Foi descendo as mãos e percorreu os braços dele. Parou. Cecílio, que nunca
havia sido tocado daquela maneira, estava em êxtase. Seu sangue circulava
rapidamente e o corava. Seu coração palpitava e algo que ele nunca havia
sentido antes tomava conta de seu ser: o prazer. Essa nova sensação fazia-o
homem. Ele havia descoberto o mundo. Ele agora experimentara a verdadeira
liberdade. Agora sim sabia o que era isso. Ela o havia beijado com os dedos. Tudo
havia se modificado. O toque. As sensações. O toque. O sangue corria. O toque.
Seu corpo pegava fogo na escuridão. O toque. Seu corpo experimentava o prazer.
O toque. Descobrira a vida. O toque.

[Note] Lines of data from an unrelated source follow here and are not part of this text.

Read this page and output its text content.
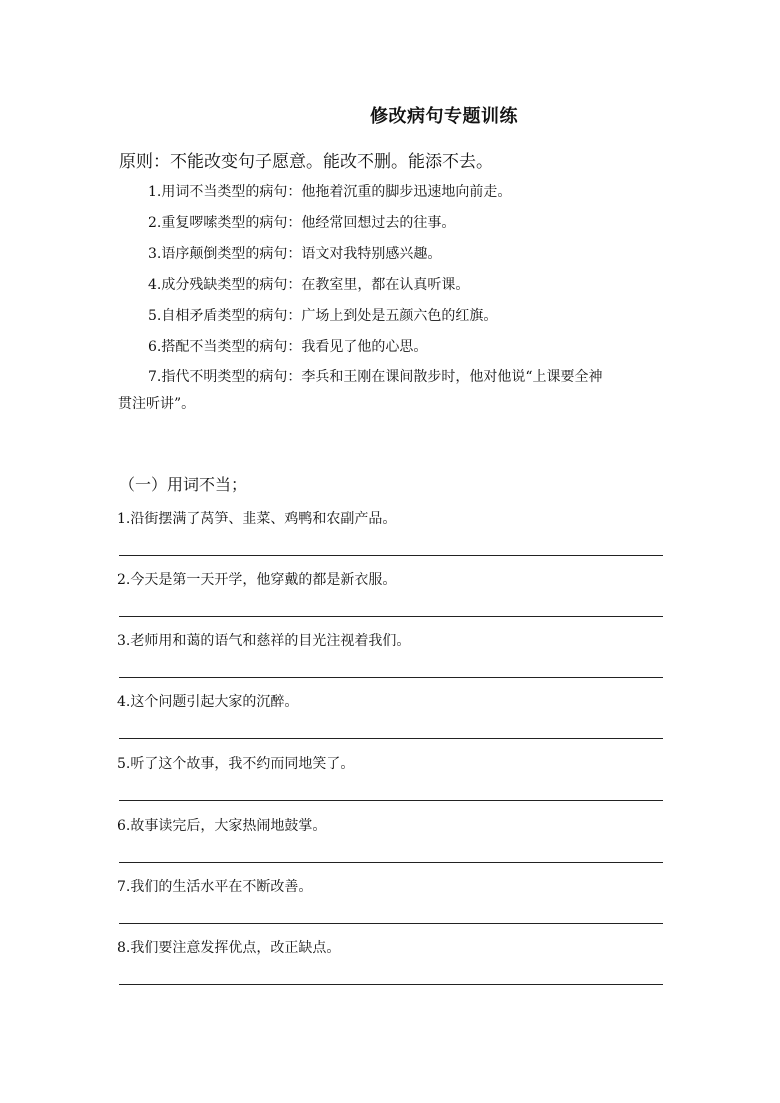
修改病句专题训练
原则：不能改变句子愿意。能改不删。能添不去。
1.用词不当类型的病句：他拖着沉重的脚步迅速地向前走。
2.重复啰嗦类型的病句：他经常回想过去的往事。
3.语序颠倒类型的病句：语文对我特别感兴趣。
4.成分残缺类型的病句：在教室里，都在认真听课。
5.自相矛盾类型的病句：广场上到处是五颜六色的红旗。
6.搭配不当类型的病句：我看见了他的心思。
7.指代不明类型的病句：李兵和王刚在课间散步时，他对他说“上课要全神
贯注听讲”。
（一）用词不当；
1.沿街摆满了莴笋、韭菜、鸡鸭和农副产品。
2.今天是第一天开学，他穿戴的都是新衣服。
3.老师用和蔼的语气和慈祥的目光注视着我们。
4.这个问题引起大家的沉醉。
5.听了这个故事，我不约而同地笑了。
6.故事读完后，大家热闹地鼓掌。
7.我们的生活水平在不断改善。
8.我们要注意发挥优点，改正缺点。
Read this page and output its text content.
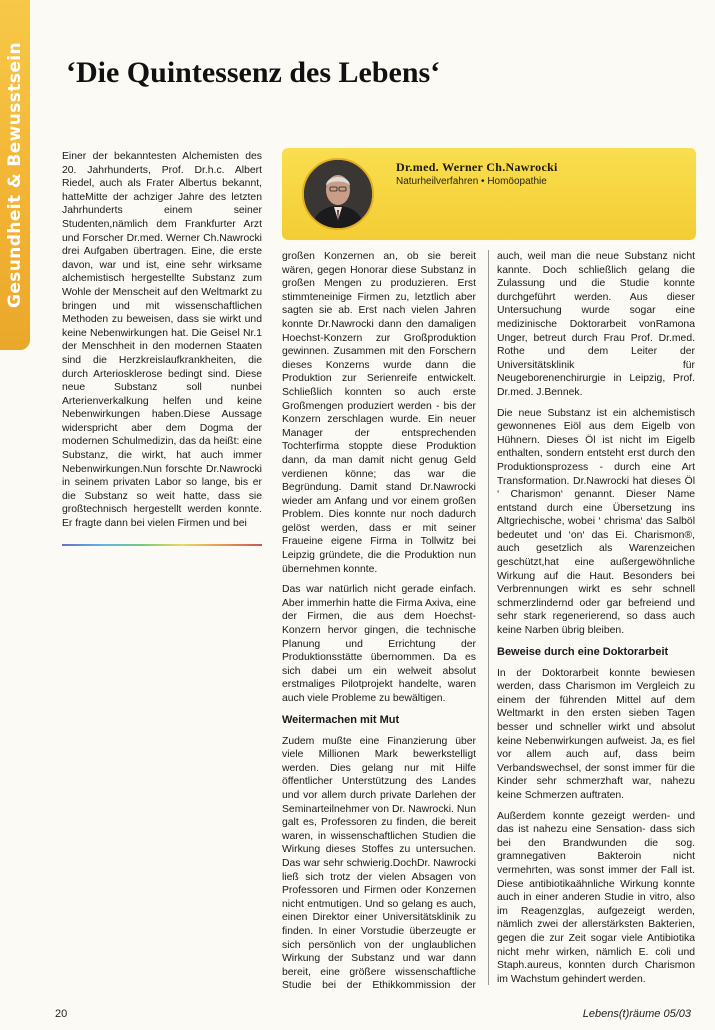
Gesundheit & Bewusstsein ‘Die Quintessenz des Lebens‘

Einer der bekanntesten Alchemisten des 20. Jahrhunderts, Prof. Dr.h.c. Albert Riedel, auch als Frater Albertus bekannt, hatteMitte der achziger Jahre des letzten Jahrhunderts einem seiner Studenten,nämlich dem Frankfurter Arzt und Forscher Dr.med. Werner Ch.Nawrocki drei Aufgaben übertragen. Eine, die erste davon, war und ist, eine sehr wirksame alchemistisch hergestellte Substanz zum Wohle der Menscheit auf den Weltmarkt zu bringen und mit wissenschaftlichen Methoden zu beweisen, dass sie wirkt und keine Nebenwirkungen hat. Die Geisel Nr.1 der Menschheit in den modernen Staaten sind die Herzkreislaufkrankheiten, die durch Arteriosklerose bedingt sind. Diese neue Substanz soll nunbei Arterienverkalkung helfen und keine Nebenwirkungen haben.Diese Aussage widerspricht aber dem Dogma der modernen Schulmedizin, das da heißt: eine Substanz, die wirkt, hat auch immer Nebenwirkungen.Nun forschte Dr.Nawrocki in seinem privaten Labor so lange, bis er die Substanz so weit hatte, dass sie großtechnisch hergestellt werden konnte. Er fragte dann bei vielen Firmen und bei

Dr.med. Werner Ch.Nawrocki
Naturheilverfahren • Homöopathie

großen Konzernen an, ob sie bereit wären, gegen Honorar diese Substanz in großen Mengen zu produzieren. Erst stimmteneinige Firmen zu, letztlich aber sagten sie ab. Erst nach vielen Jahren konnte Dr.Nawrocki dann den damaligen Hoechst-Konzern zur Großproduktion gewinnen. Zusammen mit den Forschern dieses Konzerns wurde dann die Produktion zur Serienreife entwickelt. Schließlich konnten so auch erste Großmengen produziert werden - bis der Konzern zerschlagen wurde. Ein neuer Manager der entsprechenden Tochterfirma stoppte diese Produktion dann, da man damit nicht genug Geld verdienen könne; das war die Begründung. Damit stand Dr.Nawrocki wieder am Anfang und vor einem großen Problem. Dies konnte nur noch dadurch gelöst werden, dass er mit seiner Fraueine eigene Firma in Tollwitz bei Leipzig gründete, die die Produktion nun übernehmen konnte.

Das war natürlich nicht gerade einfach. Aber immerhin hatte die Firma Axiva, eine der Firmen, die aus dem Hoechst-Konzern hervor gingen, die technische Planung und Errichtung der Produktionsstätte übernommen. Da es sich dabei um ein welweit absolut erstmaliges Pilotprojekt handelte, waren auch viele Probleme zu bewältigen.

Weitermachen mit Mut

Zudem mußte eine Finanzierung über viele Millionen Mark bewerkstelligt werden. Dies gelang nur mit Hilfe öffentlicher Unterstützung des Landes und vor allem durch private Darlehen der Seminarteilnehmer von Dr. Nawrocki. Nun galt es, Professoren zu finden, die bereit waren, in wissenschaftlichen Studien die Wirkung dieses Stoffes zu untersuchen. Das war sehr schwierig.DochDr. Nawrocki ließ sich trotz der vielen Absagen von Professoren und Firmen oder Konzernen nicht entmutigen. Und so gelang es auch, einen Direktor einer Universitätsklinik zu finden. In einer Vorstudie überzeugte er sich persönlich von der unglaublichen Wirkung der Substanz und war dann bereit, eine größere wissenschaftliche Studie bei der Ethikkommission der

auch, weil man die neue Substanz nicht kannte. Doch schließlich gelang die Zulassung und die Studie konnte durchgeführt werden. Aus dieser Untersuchung wurde sogar eine medizinische Doktorarbeit vonRamona Unger, betreut durch Frau Prof. Dr.med. Rothe und dem Leiter der Universitätsklinik für Neugeborenenchirurgie in Leipzig, Prof. Dr.med. J.Bennek.

Die neue Substanz ist ein alchemistisch gewonnenes Eiöl aus dem Eigelb von Hühnern. Dieses Öl ist nicht im Eigelb enthalten, sondern entsteht erst durch den Produktionsprozess - durch eine Art Transformation. Dr.Nawrocki hat dieses Öl ‘ Charismon‘ genannt. Dieser Name entstand durch eine Übersetzung ins Altgriechische, wobei ‘ chrisma‘ das Salböl bedeutet und ‘on‘ das Ei. Charismon®, auch gesetzlich als Warenzeichen geschützt,hat eine außergewöhnliche Wirkung auf die Haut. Besonders bei Verbrennungen wirkt es sehr schnell schmerzlindernd oder gar befreiend und sehr stark regenerierend, so dass auch keine Narben übrig bleiben.

Beweise durch eine Doktorarbeit

In der Doktorarbeit konnte bewiesen werden, dass Charismon im Vergleich zu einem der führenden Mittel auf dem Weltmarkt in den ersten sieben Tagen besser und schneller wirkt und absolut keine Nebenwirkungen aufweist. Ja, es fiel vor allem auch auf, dass beim Verbandswechsel, der sonst immer für die Kinder sehr schmerzhaft war, nahezu keine Schmerzen auftraten.

Außerdem konnte gezeigt werden- und das ist nahezu eine Sensation- dass sich bei den Brandwunden die sog. gramnegativen Bakteroin nicht vermehrten, was sonst immer der Fall ist. Diese antibiotikaähnliche Wirkung konnte auch in einer anderen Studie in vitro, also im Reagenzglas, aufgezeigt werden, nämlich zwei der allerstärksten Bakterien, gegen die zur Zeit sogar viele Antibiotika nicht mehr wirken, nämlich E. coli und Staph.aureus, konnten durch Charismon im Wachstum gehindert werden.

20	Lebens(t)räume 05/03
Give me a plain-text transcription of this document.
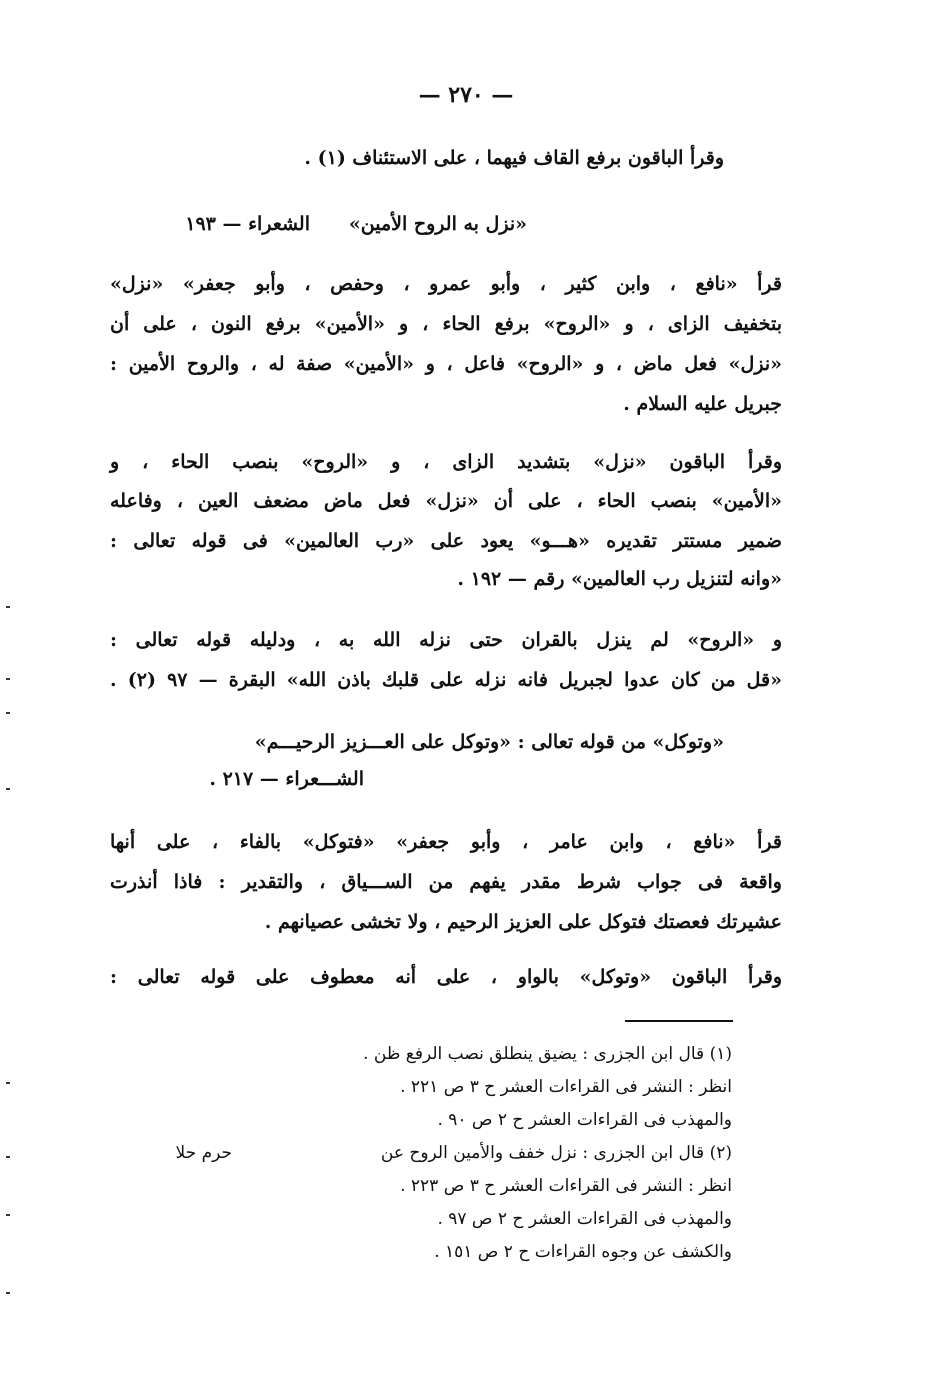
— ٢٧٠ —
وقرأ الباقون برفع القاف فيهما ، على الاستئناف (١) .
«نزل به الروح الأمين»
الشعراء — ١٩٣
قرأ «نافع ، وابن كثير ، وأبو عمرو ، وحفص ، وأبو جعفر» «نزل»
بتخفيف الزاى ، و «الروح» برفع الحاء ، و «الأمين» برفع النون ، على أن
«نزل» فعل ماض ، و «الروح» فاعل ، و «الأمين» صفة له ، والروح الأمين :
جبريل عليه السلام .
وقرأ الباقون «نزل» بتشديد الزاى ، و «الروح» بنصب الحاء ، و
«الأمين» بنصب الحاء ، على أن «نزل» فعل ماض مضعف العين ، وفاعله
ضمير مستتر تقديره «هـــو» يعود على «رب العالمين» فى قوله تعالى :
«وانه لتنزيل رب العالمين» رقم — ١٩٢ .
و «الروح» لم ينزل بالقران حتى نزله الله به ، ودليله قوله تعالى :
«قل من كان عدوا لجبريل فانه نزله على قلبك باذن الله» البقرة — ٩٧ (٢) .
«وتوكل» من قوله تعالى : «وتوكل على العـــزيز الرحيـــم»
الشـــعراء — ٢١٧ .
قرأ «نافع ، وابن عامر ، وأبو جعفر» «فتوكل» بالفاء ، على أنها
واقعة فى جواب شرط مقدر يفهم من الســـياق ، والتقدير : فاذا أنذرت
عشيرتك فعصتك فتوكل على العزيز الرحيم ، ولا تخشى عصيانهم .
وقرأ الباقون «وتوكل» بالواو ، على أنه معطوف على قوله تعالى :
(١) قال ابن الجزرى : يضيق ينطلق نصب الرفع ظن .
انظر : النشر فى القراءات العشر ح ٣ ص ٢٢١ .
والمهذب فى القراءات العشر ح ٢ ص ٩٠ .
(٢) قال ابن الجزرى : نزل خفف والأمين الروح عن
حرم حلا
انظر : النشر فى القراءات العشر ح ٣ ص ٢٢٣ .
والمهذب فى القراءات العشر ح ٢ ص ٩٧ .
والكشف عن وجوه القراءات ح ٢ ص ١٥١ .
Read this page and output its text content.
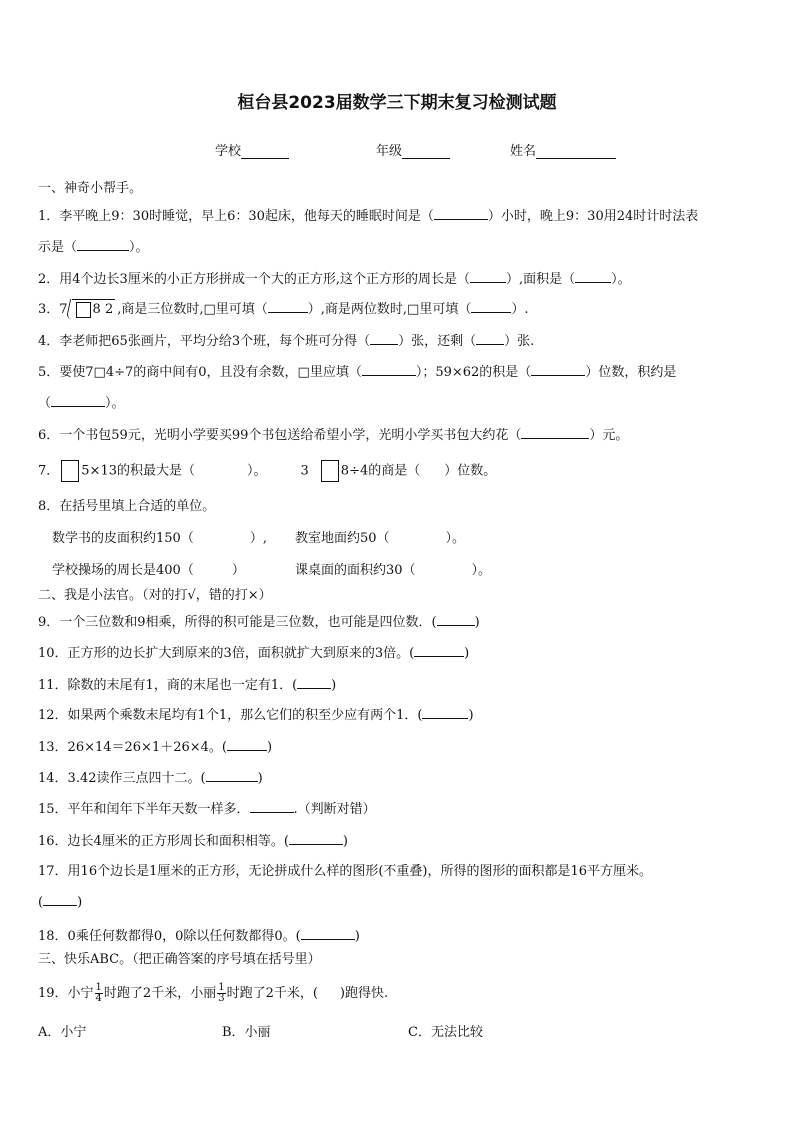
桓台县2023届数学三下期末复习检测试题
学校	年级	姓名
一、神奇小帮手。
1．李平晚上9：30时睡觉，早上6：30起床，他每天的睡眠时间是（	）小时，晚上9：30用24时计时法表
示是（	）。
2．用4个边长3厘米的小正方形拼成一个大的正方形,这个正方形的周长是（	）,面积是（	）。
3．7 8 2 ,商是三位数时,□里可填（	）,商是两位数时,□里可填（	）.
4．李老师把65张画片，平均分给3个班，每个班可分得（ ）张，还剩（ ）张.
5．要使7□4÷7的商中间有0，且没有余数，□里应填（	）；59×62的积是（	）位数，积约是
（	）。
6．一个书包59元，光明小学要买99个书包送给希望小学，光明小学买书包大约花（	）元。
7． 5×13的积最大是（	）。	3 8÷4的商是（ ）位数。
8．在括号里填上合适的单位。
数学书的皮面积约150（	）, 教室地面约50（	）。
学校操场的周长是400（	）	课桌面的面积约30（	）。
二、我是小法官。（对的打√，错的打×）
9．一个三位数和9相乘，所得的积可能是三位数，也可能是四位数．(	)
10．正方形的边长扩大到原来的3倍，面积就扩大到原来的3倍。(	)
11．除数的末尾有1，商的末尾也一定有1．(	)
12．如果两个乘数末尾均有1个1，那么它们的积至少应有两个1．(	)
13．26×14＝26×1＋26×4。(	)
14．3.42读作三点四十二。(	)
15．平年和闰年下半年天数一样多．	.（判断对错）
16．边长4厘米的正方形周长和面积相等。(	)
17．用16个边长是1厘米的正方形，无论拼成什么样的图形(不重叠)，所得的图形的面积都是16平方厘米。
(	)
18．0乘任何数都得0，0除以任何数都得0。(	)
三、快乐ABC。（把正确答案的序号填在括号里）
19．小宁 $\frac{1}{4}$ 时跑了2千米，小丽 $\frac{1}{3}$ 时跑了2千米，( )跑得快.
A．小宁	B．小丽	C．无法比较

Tornou-se um homem liberto.
Ele ficou paralisado
por alguns instantes para poder guardar aquele toque e o reconhecer em qualquer
parte do mundo. Guardou-o. Cristina fazia o mesmo.
–
Pronto! Já guardei suas feições! Disse Cristina.
Ele
ainda não falava.
Passou
alguns segundos e ela falou que tinha de ir embora porque já estava ficando
tarde. Despediu-se de Cecílio tocando seu ombro e sumiu na escuridão.
Cecílio
também resolveu ir para casa. Não tinha mais nada para fazer naquela praça.
Caminhou feliz e já se preparava para amanhã.
O
dia amanheceu. Ele se vestiu, se perfumou e foi à pracinha objetivando mais que
nunca encontrá-la. Queria a conhecer melhor, embora já conhecesse seu melhor
lado: seu toque.
Sentou-se
no banco e ficou esperando. Esperou até ficar somente ele na pracinha. Ela não
apareceu. Caminhou decepcionado para casa, mas com a esperança de amanhã ela
aparecer.
A
manhã chegou, ele fez todo seu ritual e novamente Cristina não apareceu. Ficou
mais triste ainda, mas sempre alimentando a esperança de vê-la no dia seguinte.
Vários dias seguintes se passaram e só o que aparecia era o toque dela em sua
mente. A esperança de vê-la diminuía progressivamente. Ele sofria. Em tão pouco
tempo, com poucos e pequenos encontros, Cristina havia se tornado a paixão de
sua vida. Ela o fazia se sentir vivo no mundo escuro. Ela era como ele. Ele
queria a conhecer melhor. Queria evoluir aquele toque. Queria beijá-la. Queria
amá-la.
Anos
se passaram, ele não frequentava mais a praça por conta de Cristina e vivia escuro
por dentro. Nada mais o fazia sorrir. Nunca mais perguntara a alguém se via o
dia. A solidão corroía seu âmago. A tristeza o cegava sentimentalmente enquanto
a cegueira o cegava corporalmente. Tudo era escuro. Não tinha mais vida. Viver
já não tinha mais graça. Não passava de um ser escurecido pelo destino. Mas um
dia algo aconteceu e deu um basta nisso tudo.
Era
quase finzinho de tarde. Cecílio tinha ido à farmácia comprar um comprimido. A
rua estava movimentada. A barulheira era grande. As pessoas esbarravam-se. As
sacolas de compras batiam em Cecílio. O espaço era pequeno para tanta gente.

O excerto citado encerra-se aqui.